Deloitte, which is handling the affairs of the bust music chain, had originally stopped customers spending the vouchers, leading to angry scenes in stores. Today the administrator said that it had been "urgently assessing the company's financial position".
"I am pleased to confirm that, having concluded this assessment, we are able to honour gift cards. I can also confirm that all money raised by HMV for various charities will be paid in full," said Nick Edwards, who has been appointed Joint Administrator for the chain. "We recognise that both of these matters have caused concern for individuals and organisations affected and are pleased to have reached a positive outcome."
In addition to the vouchers, HMV owed the victims of the Hillsborough disaster £150,000 from the Hillsborough Justice Christmas single. The version of the Hollies' hit He Ain't Heavy, He's My Brother by The Justice Collective was launched at Liverpool's HMV store. Deloitte's announcement today ensures that the affected families will get the money.
Millions of pounds worth of HMV gift cards many received as Christmas presents became effectively worthless the second the company collapsed so the turnaround on behalf of the administrators is a relief for many. Once a company is in administration, the administrators are under no obligation to honour the vouchers.
Gift vouchers are in effect a debt owed by the company. If the issuer goes bust, anyone with a voucher becomes an unsecured creditor, with a long and uncertain wait to get any money back. However, administrators have discretion to carry on accepting vouchers after a company has failed.

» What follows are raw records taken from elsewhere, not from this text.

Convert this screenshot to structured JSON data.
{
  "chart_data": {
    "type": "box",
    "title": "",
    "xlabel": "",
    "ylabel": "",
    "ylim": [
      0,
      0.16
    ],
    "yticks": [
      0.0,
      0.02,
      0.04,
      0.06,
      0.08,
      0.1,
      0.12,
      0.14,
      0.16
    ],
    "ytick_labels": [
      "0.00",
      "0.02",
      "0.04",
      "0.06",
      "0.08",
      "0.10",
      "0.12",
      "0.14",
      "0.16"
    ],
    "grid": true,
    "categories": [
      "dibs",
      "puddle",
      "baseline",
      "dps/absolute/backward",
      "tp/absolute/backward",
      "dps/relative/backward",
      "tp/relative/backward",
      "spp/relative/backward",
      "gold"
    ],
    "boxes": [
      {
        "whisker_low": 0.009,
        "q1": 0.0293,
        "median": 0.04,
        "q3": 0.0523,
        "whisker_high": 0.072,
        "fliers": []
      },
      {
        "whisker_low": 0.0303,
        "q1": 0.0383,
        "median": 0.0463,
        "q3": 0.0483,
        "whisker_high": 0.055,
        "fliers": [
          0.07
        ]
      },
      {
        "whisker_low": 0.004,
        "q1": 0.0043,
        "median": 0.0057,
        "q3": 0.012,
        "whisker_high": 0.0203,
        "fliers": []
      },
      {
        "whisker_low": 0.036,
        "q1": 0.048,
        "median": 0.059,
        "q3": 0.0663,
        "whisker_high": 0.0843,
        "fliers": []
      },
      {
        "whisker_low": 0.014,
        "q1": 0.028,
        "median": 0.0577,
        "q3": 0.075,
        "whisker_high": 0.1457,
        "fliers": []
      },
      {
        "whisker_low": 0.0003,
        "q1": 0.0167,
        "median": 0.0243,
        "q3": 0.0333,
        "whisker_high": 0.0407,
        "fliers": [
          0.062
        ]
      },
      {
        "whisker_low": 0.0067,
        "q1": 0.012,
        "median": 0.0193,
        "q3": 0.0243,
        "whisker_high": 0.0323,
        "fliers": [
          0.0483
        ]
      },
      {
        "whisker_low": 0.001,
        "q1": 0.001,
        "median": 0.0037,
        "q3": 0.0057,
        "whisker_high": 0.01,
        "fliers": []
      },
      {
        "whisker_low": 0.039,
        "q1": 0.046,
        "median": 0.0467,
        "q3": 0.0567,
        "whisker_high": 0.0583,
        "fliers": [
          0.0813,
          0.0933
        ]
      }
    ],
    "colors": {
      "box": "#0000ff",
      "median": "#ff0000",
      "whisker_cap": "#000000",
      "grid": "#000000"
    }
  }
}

However, if the business is sold to someone else there is no guarantee that they will continue to accept the vouchers, so shoppers should act fast. Even if a business is sold and continues trading under the same name the new owner is a separate legal entity and is under no obligation to honour the obligations including vouchers issued by the original concern.
There has been speculation that HMV will soon be bought by another company, although sources close to the company said they did not expect an announcement today.